I picked Fred up from the shit. The fall had broken my belt loop. The sword seemed in good shape but the scabbard was cracked. I lowered it into the square hole on the roof of the elevator until it touched bottom, then let go. It fell over and landed with a hollow clank. I lowered myself into the elevator with one arm. The other didn't want to work.

Using Fred again, I opened the two sets of doors—the elevator was only a foot above being even with the forty-sixth floor—and stepped into the corridor. Again, no one was there. I was having a hard time understanding this. A contingent of possibly five thousand people, and I'd seen no more than—what? Fifty, sixty, something like that. A hundred, tops. I realized the building was big, but they should have been concentrating on the elevators and stairways to find me. I should have been running into them everywhere.

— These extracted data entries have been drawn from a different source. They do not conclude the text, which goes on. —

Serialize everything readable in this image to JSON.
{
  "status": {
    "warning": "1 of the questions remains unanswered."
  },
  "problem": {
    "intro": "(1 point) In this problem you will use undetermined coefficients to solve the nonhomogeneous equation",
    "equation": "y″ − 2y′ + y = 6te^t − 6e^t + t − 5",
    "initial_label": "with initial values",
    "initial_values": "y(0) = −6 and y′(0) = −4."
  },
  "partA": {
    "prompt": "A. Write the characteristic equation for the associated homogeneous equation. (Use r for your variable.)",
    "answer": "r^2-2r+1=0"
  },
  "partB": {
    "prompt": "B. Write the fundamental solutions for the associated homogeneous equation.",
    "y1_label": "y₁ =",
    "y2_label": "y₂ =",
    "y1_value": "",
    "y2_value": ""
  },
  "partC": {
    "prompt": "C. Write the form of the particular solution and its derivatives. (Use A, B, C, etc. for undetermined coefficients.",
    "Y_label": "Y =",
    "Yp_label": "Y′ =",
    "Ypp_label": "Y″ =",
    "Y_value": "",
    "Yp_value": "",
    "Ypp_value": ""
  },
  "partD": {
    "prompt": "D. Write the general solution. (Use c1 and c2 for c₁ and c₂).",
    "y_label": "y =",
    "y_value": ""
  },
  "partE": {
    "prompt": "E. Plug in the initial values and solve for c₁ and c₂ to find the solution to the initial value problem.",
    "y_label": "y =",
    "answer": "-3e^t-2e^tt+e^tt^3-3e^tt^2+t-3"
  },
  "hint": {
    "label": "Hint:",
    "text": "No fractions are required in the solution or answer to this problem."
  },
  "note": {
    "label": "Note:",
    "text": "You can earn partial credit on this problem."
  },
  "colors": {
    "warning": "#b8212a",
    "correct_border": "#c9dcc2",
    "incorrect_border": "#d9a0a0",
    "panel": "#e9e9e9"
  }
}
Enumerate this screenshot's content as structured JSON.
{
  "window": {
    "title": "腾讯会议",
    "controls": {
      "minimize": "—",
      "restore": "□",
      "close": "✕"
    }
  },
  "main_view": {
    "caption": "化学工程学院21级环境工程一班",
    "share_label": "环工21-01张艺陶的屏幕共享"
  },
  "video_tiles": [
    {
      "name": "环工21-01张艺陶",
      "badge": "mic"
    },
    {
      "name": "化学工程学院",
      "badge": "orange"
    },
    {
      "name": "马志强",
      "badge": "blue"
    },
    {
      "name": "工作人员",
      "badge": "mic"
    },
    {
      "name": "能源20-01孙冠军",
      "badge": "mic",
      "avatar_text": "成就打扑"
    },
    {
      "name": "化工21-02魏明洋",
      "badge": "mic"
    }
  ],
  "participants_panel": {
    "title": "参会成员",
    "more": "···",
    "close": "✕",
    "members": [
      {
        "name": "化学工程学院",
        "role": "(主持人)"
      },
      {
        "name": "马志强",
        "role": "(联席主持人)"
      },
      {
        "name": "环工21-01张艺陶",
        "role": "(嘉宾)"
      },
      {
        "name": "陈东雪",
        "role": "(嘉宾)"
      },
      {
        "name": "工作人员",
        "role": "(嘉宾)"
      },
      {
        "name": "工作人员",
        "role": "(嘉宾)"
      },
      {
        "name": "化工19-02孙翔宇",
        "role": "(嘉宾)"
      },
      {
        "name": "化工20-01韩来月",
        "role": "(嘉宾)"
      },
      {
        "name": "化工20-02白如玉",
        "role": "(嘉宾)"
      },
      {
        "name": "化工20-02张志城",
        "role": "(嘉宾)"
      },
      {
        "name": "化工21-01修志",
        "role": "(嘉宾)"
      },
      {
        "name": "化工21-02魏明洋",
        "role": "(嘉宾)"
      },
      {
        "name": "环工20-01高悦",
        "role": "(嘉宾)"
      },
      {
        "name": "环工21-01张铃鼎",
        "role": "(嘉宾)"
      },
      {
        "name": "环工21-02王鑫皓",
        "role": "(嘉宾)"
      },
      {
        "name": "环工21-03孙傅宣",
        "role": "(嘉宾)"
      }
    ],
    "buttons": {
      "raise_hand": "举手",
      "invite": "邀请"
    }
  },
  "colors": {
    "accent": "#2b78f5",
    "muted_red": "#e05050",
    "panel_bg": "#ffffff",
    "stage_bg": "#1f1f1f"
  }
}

Unless they were nowhere near five thousand strong. One thousand? It began to sound more and more likely. Yeah, great, Garey, now the odds are only one thousand to one instead of five. Whoop-te-doo.

 

* * *

 

I made it out by cutting long lengths of phone wire, tying them together, and lowering myself out a window from the fourth floor as soon as it got dark. It wasn't easy, but it was just about my only workable option. My left arm still tried to convince me that it was on strike; I had to force it to reconsider. I dared not go any lower than the third floor; there were bound to be guards at all possible methods of egress from there down. I had been mildly surprised that the fourth floor was unguarded. Either they figured I'd have to descend farther to get out of the building, or my revised estimate of one thousand men divided between top and bottom floors was accurate. Either way, I wasn't about to stick around to find out which speculation was correct. I wanted out of there. So I could come back. And get Ariel. And head west, and go anywhere, nowhere. And the entire rest of the world could go even further to hell and I wouldn't care.

It seemed a long time before my feet finally touched the sidewalk. Then I was on the ground and couldn't help but breathe a sigh. Voices were headed my way. I walked away from the phone wire climbing the wall like straight plastic ivy. I deliberately walked so that I came close to the two men coming toward me, both armed. They nodded a greeting to me and I returned it, heart pounding, trusting the darkness to hide my beat-up face.

It isn't like in the movies: lone man in enemy territory is sighted by soldiers, recognized instantly, and pursued. These people were loners, as I was a loner. And, while they were part of what I suppose you could call an "army," there were no uniforms to distinguish me from them. I did nothing to invite suspicion, so I wasn't suspected. I kept walking past them, trying to keep my pace slow and deliberate, a curious, cold feeling between my shoulder blades.

So, after an inglorious arrival and an impotent confrontation, I walked straight out of enemy hands. But I vowed I would be back.